Friday, July 15, 2011

The Nagging Question

The last few weeks, I’ve been surprised at something unexpected: the nagging question that perhaps it’s time to give up writing and move on with my life.
I’ve wanted to write since I was nine and dabbled with it while I got on with my life: went to college, got a proper job, bought a house, got married, and had babies.
When we decided to move to Ireland five years ago I made a decision that I would be serious about my writing and be more proactive rather than the disconcerted effort that was made while I lived in the US. And I have done a lot more in the last five years than in all the previous 30+. In the beginning, when we first arrived and the boys were babies and needed my undivided attention, I had to wait until my husband came home and every night after dinner, I managed to write and that resulted in a chick lit manuscript which I still love but received 44 rejections none the less.

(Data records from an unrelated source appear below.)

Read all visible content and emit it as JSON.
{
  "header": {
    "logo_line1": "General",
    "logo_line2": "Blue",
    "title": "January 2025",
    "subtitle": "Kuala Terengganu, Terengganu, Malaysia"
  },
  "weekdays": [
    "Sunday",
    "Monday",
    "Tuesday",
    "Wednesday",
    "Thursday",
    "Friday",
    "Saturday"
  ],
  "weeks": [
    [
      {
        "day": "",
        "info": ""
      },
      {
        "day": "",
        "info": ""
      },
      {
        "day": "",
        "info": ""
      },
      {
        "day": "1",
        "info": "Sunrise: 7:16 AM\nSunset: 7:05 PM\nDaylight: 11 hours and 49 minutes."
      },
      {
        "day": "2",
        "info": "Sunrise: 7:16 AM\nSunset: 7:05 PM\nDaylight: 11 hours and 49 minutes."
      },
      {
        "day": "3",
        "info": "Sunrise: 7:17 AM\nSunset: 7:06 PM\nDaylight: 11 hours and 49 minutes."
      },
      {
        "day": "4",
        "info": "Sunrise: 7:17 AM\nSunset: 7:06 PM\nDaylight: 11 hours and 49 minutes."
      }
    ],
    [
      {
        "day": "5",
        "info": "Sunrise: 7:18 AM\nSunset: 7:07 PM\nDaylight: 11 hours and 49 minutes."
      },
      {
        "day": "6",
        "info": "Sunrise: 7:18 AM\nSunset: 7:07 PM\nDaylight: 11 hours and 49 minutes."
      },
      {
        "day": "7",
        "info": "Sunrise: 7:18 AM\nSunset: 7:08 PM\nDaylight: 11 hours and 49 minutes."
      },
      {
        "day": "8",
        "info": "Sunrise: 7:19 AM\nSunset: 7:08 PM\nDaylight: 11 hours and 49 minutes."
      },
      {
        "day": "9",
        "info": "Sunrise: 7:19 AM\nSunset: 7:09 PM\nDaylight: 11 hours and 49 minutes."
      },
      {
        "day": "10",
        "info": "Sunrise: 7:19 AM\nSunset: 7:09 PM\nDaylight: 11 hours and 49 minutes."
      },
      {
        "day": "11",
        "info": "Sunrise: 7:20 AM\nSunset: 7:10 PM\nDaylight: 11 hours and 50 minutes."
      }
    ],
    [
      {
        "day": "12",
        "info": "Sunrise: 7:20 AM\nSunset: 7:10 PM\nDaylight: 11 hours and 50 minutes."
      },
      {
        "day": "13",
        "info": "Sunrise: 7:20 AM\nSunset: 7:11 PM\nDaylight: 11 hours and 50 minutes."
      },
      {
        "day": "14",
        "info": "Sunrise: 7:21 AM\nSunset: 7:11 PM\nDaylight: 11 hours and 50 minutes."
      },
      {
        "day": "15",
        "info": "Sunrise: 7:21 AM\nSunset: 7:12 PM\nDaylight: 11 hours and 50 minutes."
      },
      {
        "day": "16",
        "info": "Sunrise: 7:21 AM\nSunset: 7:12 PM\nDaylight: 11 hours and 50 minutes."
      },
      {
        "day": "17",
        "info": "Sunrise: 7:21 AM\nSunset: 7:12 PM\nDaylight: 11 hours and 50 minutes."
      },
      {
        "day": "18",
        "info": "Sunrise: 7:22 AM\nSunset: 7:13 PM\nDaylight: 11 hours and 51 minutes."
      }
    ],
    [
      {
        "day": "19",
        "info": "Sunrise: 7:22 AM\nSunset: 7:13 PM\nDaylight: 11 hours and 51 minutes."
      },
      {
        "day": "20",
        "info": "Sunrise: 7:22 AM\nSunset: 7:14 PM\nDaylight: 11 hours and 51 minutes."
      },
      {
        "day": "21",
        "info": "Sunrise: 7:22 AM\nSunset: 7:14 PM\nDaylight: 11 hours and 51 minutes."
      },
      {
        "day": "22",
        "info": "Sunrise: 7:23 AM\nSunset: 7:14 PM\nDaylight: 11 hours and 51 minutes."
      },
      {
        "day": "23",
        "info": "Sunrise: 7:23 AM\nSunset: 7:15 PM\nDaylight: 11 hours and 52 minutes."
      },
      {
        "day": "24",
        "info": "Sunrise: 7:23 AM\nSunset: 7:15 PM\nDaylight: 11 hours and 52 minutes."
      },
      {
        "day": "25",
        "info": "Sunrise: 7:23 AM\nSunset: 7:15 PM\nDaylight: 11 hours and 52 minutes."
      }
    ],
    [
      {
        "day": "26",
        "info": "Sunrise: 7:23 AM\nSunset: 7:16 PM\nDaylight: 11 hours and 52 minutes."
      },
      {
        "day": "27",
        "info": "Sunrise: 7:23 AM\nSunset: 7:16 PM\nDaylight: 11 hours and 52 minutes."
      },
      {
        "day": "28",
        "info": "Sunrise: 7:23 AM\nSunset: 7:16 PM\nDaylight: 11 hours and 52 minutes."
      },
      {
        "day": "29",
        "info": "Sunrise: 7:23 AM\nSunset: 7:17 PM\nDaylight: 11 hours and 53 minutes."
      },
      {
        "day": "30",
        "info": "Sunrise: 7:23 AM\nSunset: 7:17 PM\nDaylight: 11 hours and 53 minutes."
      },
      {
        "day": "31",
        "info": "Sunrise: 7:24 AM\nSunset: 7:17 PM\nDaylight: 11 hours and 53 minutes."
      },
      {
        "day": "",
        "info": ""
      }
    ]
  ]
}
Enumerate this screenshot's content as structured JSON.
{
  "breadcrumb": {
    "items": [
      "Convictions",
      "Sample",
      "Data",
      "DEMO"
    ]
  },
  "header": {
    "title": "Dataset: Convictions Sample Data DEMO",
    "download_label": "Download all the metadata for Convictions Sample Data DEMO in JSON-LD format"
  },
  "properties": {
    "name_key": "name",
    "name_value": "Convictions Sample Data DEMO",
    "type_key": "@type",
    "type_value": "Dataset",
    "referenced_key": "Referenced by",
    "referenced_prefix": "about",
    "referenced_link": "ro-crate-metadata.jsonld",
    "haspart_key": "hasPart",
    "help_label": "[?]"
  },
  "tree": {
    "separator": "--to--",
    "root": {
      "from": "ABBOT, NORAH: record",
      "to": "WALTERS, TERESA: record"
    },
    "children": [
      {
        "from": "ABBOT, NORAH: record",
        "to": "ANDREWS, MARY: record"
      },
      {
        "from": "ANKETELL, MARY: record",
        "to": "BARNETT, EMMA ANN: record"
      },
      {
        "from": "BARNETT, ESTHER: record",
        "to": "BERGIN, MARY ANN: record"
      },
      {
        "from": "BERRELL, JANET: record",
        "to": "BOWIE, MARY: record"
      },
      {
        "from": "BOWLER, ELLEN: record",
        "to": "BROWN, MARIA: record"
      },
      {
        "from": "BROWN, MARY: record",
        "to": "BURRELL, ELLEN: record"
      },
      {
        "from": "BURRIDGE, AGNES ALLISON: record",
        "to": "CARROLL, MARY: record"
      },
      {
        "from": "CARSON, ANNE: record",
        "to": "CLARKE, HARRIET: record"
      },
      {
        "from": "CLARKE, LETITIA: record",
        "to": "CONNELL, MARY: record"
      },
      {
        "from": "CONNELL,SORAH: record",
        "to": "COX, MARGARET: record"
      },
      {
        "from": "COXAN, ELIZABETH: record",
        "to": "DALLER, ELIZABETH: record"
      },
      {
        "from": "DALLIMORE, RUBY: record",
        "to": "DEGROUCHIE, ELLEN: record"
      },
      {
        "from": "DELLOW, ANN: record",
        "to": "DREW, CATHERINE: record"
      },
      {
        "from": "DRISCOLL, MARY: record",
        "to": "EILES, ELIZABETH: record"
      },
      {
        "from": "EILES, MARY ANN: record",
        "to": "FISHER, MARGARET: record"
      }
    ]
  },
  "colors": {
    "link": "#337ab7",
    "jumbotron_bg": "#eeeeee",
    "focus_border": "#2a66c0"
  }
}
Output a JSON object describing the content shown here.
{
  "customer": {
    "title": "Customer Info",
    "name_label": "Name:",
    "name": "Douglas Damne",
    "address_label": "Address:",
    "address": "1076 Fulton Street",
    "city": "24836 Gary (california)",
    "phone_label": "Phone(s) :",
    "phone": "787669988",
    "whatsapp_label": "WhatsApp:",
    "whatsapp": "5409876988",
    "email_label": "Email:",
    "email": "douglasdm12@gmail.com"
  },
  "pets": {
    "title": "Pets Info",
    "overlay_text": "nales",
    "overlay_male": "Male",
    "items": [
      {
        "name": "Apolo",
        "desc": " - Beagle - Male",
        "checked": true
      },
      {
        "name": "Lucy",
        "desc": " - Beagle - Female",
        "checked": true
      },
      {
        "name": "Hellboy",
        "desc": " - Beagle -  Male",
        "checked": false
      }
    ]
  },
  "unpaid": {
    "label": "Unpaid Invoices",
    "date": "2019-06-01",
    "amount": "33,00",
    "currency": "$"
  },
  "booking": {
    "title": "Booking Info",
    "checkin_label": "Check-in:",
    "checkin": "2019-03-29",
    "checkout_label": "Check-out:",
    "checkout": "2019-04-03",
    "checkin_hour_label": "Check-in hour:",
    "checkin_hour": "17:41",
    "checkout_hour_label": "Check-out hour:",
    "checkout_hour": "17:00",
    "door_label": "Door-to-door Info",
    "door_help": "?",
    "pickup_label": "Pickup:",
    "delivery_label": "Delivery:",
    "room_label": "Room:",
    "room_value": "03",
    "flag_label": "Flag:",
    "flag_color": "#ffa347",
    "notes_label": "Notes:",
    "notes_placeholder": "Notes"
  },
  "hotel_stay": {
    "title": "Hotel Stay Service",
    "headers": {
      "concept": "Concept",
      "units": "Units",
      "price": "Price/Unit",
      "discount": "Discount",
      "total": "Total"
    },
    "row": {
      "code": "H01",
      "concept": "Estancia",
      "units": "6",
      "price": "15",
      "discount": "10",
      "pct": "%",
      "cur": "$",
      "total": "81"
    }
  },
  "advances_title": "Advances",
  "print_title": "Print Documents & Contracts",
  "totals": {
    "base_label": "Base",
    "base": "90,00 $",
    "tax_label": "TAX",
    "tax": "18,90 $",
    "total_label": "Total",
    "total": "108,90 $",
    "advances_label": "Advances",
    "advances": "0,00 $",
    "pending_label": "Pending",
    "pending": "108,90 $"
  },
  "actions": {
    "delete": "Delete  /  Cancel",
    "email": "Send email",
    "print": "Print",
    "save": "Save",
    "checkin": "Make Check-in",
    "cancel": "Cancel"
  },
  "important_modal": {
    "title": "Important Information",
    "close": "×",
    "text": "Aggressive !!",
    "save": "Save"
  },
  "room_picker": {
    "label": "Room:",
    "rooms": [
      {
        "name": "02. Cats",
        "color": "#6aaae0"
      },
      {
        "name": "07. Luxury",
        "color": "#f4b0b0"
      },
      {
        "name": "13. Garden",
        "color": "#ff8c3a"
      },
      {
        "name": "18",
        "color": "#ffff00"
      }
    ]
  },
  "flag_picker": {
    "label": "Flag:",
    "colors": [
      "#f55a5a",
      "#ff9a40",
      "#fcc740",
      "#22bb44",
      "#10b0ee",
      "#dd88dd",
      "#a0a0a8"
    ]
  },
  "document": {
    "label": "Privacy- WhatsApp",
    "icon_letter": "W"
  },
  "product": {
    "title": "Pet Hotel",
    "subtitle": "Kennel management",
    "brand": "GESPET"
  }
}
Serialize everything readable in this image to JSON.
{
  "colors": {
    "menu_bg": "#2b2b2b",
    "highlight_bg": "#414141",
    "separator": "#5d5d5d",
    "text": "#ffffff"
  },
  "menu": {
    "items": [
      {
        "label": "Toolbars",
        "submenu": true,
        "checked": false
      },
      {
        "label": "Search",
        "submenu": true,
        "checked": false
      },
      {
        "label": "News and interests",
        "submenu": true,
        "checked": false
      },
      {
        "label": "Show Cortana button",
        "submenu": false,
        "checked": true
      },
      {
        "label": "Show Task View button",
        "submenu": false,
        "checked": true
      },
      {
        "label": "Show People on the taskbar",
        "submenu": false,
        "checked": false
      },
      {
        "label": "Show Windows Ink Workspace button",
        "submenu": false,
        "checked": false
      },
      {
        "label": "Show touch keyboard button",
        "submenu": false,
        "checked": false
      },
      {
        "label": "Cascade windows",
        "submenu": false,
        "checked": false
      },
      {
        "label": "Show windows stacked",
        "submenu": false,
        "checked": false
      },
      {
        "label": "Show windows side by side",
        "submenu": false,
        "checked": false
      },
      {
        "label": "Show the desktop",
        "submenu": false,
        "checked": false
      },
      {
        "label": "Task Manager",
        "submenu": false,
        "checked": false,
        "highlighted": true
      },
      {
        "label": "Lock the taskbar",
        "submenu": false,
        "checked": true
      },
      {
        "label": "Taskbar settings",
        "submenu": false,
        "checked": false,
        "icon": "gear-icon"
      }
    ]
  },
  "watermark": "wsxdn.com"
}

I chalked it up to experience. I became involved in Write Words out of the UK, an online writing group and met some really fabulous people and now am in a private splinter group with them. I published an article in Writer’s Forum. I started two blogs, this one and Chicklite. I also contribute to Book in a Week blog. I completed a first rough draft of another novel, women’s fiction while doing NaNoWriMo. (National November Writing Month- global effort to write 50k, unedited in one month- great novel starter) Unfortunately I had to abandon that as I couldn’t stand the MC (main character).
Two years ago, I started working on my present WIP- about a teenage girl who has supernatural powers but wants nothing to do with it. I have it completed at 100k words, but I’m in the middle of editing it which is time consuming and sometimes I feel like I’m walking through sand. Once that’s done, I’ll make the starter rounds of querying agents.
But all of this takes time. And a big chunk of it. And I’ve yet to be published.
All my life, the dream of writing has always been in the back of mind and sometimes on the back burner while I did other things; mainly lived life. But when I worked as a hospice nurse and took care of a lot of people on their deathbed, I determined for myself that I didn’t want to end up on my own deathbed, regretting that I didn’t pursue my dream of writing. But after five years, can I say that I gave it my best shot, give it up and live with that?
For the very first time, I’m thinking of giving it up. That has never happened before. Granted, I’ve walked away from it, put it down but I always returned. But now there’s a different feeling underfoot. And I have to ask my self: is my dream of writing worth it? Will my boys remember me as someone who had a computer as an appendage? Is it time to stop fooling around and get a proper job?
And that is the question that I’m going to think about and turn over while I’m on vacation in the US in August.